January is almost upon us, and it is time again for the American Historical Association’s annual meeting. The 2010 convention, themed “Oceans, Islands, Continents,” will take place in San Diego from January 7-10.

Protests by numerous history departments over the prominent support given to California’s Proposition 8 by the owner of the Manchester Grand Hyatt, one of the hotels where the meeting is to be headquartered, have prompted the AHA to sponsor a working group for “Historical Perspectives on Same-Sex Marriage.” This working group will explore recent scholarship on sexuality and marriage and will be running a series of threaded sessions throughout the convention. In keeping with the theme of “Oceans, Islands, Continents,” the working group is co-sponsored, along with the Committee on Lesbian, Gay, Bisexual, and Transgender History, the 2008 documentary An Island Calling, an exploration of the deeper issues surrounding the 2001 slaying of a prominent gay couple in Suva, Fiji.

As always, the AHA will be hosting a number of different sessions that place current events in an historical context. The inauguration of America’s first black president, coupled with the greatest economic crisis since the Great Depression, has spurred the formation of a panel chaired by UC-Berkeley’s David Hollinger to examine Barack Obama and the influence of various modes of twentieth century American history on his presidency and political thought.
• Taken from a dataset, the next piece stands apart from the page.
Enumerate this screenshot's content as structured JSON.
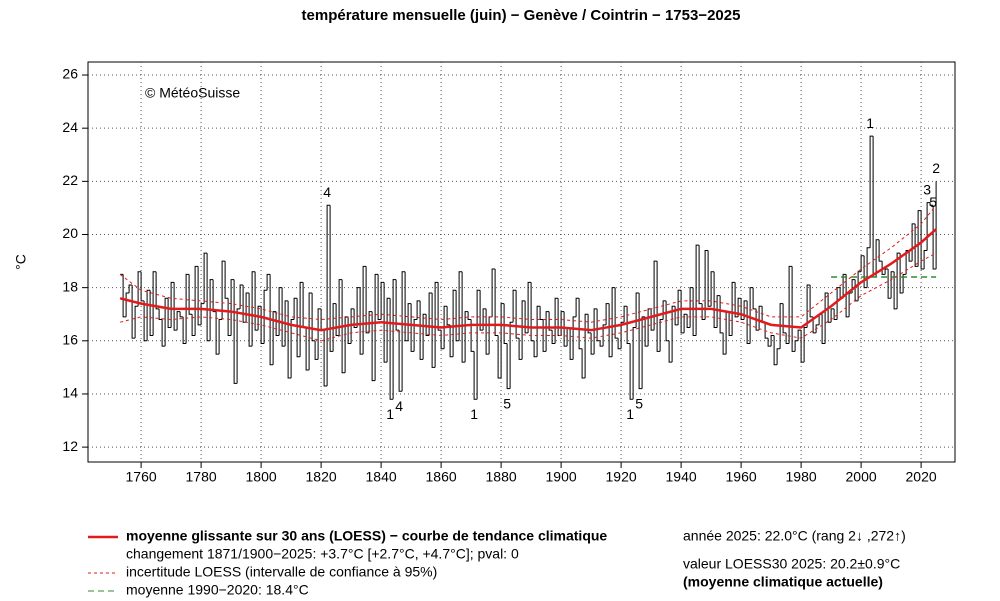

A roundtable discussion chaired by Michael A. Bernstein of Tulane University will also examine the legacy of the New Deal and its effect on Obama’s economic policies, the history of social legislation in America, and the Democratic Party’s complex relationship with foreign relations and national security.

The proliferation of new technologies has revolutionized both historical research and the teaching of history, and the AHA has formed several panels to address the ever-increasing digitization of the historical profession. Google’s controversial Google Books program will be the focus of the provocatively titled panel “Is Google Good for History?”

The AHA is not just the domain of academic historians, and there will be several panels at this year’s convention on history teaching in our nation’s high schools, and the relationship between academics and primary and secondary school teachers. The panel “Working Together: A Century of Collaboration between Classroom Teachers and University Professors to Improve History Teaching,” chaired by a high school teacher, will trace the origins of the separation between the university and the high school, and the developments within the past twenty-odd years to raise historical education standards in the United States.

HNN will have comprehensive coverage of these panels and many others, and will, of course, bring you the details of the AHA’s business and procedural meetings. Look for conference updates starting January 7.